Having an isolated relational database per developer, preferably on their own development box, was a marked improvement, but it adds a great deal of overhead to your project automation. Realistically, you need a developer to be able to build out the latest database on the fly from the latest source on their own box. That’s not a deal breaker with modern database migration tools, but it’s still a significant about of work for your team. The bigger problem to me is how you tear down the existing state in a relational database to put it into a known state before running an automated test. You’ve got a couple choices:

Destroy the schema completely and rebuild it from scratch. Don’t laugh, I’ve seen people do this and the tests were as painfully slow as you can probably imagine. I suppose you could also script the database to rollback to a checkpoint or reattach a backed up copy of the database, but again, I’m never going to recommend that if you have other options.
Execute a set of commands that wipes most if not all of the data in a database before each test. I’ve done this before, and while it definitely helped create a known state in the system, this strategy performed very poorly and it took quite a bit of work to maintain the “clean database” script as the project progressed. As a project grows, the runtime of your automated test runs becomes very important to keep the feedback loop useful. Slow tests hamper the usefulness of automated testing.

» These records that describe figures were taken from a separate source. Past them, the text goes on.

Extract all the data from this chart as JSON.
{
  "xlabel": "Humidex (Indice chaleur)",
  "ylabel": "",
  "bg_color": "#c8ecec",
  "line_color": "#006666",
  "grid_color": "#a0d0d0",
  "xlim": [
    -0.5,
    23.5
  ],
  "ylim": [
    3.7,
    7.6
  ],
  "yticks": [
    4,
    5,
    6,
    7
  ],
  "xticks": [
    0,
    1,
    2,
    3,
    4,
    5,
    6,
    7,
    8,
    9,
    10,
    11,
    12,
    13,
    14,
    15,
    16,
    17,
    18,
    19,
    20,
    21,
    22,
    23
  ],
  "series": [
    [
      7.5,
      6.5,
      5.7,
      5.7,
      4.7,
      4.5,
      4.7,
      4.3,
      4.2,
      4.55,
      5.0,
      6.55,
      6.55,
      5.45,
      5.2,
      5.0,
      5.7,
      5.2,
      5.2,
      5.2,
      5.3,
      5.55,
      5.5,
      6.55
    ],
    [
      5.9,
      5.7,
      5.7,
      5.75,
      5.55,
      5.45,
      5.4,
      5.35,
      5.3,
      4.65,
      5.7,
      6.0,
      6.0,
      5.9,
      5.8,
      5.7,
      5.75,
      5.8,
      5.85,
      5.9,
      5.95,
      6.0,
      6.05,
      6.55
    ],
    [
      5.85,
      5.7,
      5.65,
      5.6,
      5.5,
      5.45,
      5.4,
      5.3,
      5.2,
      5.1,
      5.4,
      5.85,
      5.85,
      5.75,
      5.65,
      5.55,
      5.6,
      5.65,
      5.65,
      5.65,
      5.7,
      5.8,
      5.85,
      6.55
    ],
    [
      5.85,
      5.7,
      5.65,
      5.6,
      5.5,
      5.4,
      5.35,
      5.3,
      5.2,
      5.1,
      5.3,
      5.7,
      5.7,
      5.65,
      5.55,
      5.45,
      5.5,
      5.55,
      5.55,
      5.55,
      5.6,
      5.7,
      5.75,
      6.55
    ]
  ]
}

Selectively clean out and write data to only the tables affected by a test. This is probably much faster performance wise, but I think it will require more coding inside of the testing code to do the one off, set up the state code.

* As an aside, I really suggest keeping the project database data definition language scripts and/or migrations in the same source control system as the code so that it’s very easy to trace the version of the code running against which version of the database schema. The harsh reality in my experience is that the same software engineering rigor we generally use for our application code (source control, unit testing, TDD, continuous integration) is very often missing in regards to the relational database DDL and environment. If you’re a database guy talking to me at a conference, you better have your stuff together on this front before you dare tell me that “my developers can’t be trusted to access my database.”